Korean J Neurotrauma.  2022 Apr;18(1):132-136. 10.13004/kjnt.2022.18.e12.

Neurological Deterioration Immediately After Lumbar Surgery: Anesthetic Consideration for Co-existing Cervical Lesion: A Case Report

Affiliations
  • 1Department of Neurosurgery, College of Medicine, Chosun University, Gwangju, Korea

Abstract

Most spine surgeons and anesthesiologists believe that the risk of spinal cord injury (SCI) during intubation is mainly due to mechanical compression of the spinal cord due to cervical spine movement in cases of undiagnosed but severe cervical lesions.
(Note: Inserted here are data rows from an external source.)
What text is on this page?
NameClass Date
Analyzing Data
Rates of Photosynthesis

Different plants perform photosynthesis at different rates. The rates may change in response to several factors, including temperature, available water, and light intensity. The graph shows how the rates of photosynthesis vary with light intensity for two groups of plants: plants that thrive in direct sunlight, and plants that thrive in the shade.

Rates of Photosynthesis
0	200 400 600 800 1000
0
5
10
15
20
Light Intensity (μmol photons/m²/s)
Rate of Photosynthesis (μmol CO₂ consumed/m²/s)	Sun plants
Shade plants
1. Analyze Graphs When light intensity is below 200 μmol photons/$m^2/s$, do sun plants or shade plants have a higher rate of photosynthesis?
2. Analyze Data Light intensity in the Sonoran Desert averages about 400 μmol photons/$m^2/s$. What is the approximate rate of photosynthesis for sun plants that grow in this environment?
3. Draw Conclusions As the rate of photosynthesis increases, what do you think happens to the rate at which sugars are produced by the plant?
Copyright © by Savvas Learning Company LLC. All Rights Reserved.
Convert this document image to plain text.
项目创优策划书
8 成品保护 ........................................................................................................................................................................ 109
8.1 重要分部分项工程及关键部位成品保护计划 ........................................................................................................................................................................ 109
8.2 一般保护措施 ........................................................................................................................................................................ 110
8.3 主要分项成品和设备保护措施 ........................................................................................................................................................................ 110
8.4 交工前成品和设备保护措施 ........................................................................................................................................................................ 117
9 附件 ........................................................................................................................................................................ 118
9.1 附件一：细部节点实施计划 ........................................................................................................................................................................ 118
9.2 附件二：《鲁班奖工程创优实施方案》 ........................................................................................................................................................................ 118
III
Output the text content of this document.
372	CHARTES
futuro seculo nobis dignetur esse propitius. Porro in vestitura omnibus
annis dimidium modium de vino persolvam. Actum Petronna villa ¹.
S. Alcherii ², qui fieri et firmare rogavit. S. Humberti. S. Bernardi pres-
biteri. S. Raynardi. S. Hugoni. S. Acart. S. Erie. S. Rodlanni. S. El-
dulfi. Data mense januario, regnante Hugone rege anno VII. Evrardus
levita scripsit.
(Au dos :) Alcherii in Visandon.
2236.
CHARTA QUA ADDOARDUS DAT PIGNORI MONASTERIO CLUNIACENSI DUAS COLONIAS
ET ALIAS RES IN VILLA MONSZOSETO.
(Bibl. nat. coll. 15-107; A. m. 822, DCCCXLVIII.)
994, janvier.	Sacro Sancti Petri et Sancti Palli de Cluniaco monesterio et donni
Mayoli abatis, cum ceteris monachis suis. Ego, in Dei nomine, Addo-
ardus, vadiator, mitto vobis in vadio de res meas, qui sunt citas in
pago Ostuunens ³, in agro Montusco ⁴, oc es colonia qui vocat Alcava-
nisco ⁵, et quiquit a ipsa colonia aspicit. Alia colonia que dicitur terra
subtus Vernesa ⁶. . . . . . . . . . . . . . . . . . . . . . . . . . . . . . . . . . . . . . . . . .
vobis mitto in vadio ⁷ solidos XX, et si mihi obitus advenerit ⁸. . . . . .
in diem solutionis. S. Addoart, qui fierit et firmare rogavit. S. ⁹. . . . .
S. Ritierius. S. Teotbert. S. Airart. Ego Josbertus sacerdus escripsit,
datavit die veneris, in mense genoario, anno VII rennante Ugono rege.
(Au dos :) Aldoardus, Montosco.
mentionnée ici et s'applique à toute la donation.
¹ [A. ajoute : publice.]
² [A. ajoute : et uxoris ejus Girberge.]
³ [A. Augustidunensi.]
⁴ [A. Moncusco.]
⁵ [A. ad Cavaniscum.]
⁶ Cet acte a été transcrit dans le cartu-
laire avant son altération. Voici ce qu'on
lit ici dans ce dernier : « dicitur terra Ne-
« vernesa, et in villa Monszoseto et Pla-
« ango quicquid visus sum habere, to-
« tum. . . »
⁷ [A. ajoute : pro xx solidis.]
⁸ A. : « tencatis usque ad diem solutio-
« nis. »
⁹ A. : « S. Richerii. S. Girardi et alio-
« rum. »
With this reasoning, difficult intubation, which is more frequently encountered in patients with preexisting cervical diseases, is likely to result in SCI. Several reports have described SCI after non-cervical surgery in patients previously diagnosed with cervical myelopathy and a chronically compressed cervical cord; however, to date, there is less acknowledgement of SCI in patients with undiagnosed cervical myelopathy. Here, we report a painful experience of neurological deterioration that developed immediately after elective lumbar decompressive surgery in a 76-year-old man. The possible mechanism behind these unexpected complications is discussed in a review of the literature.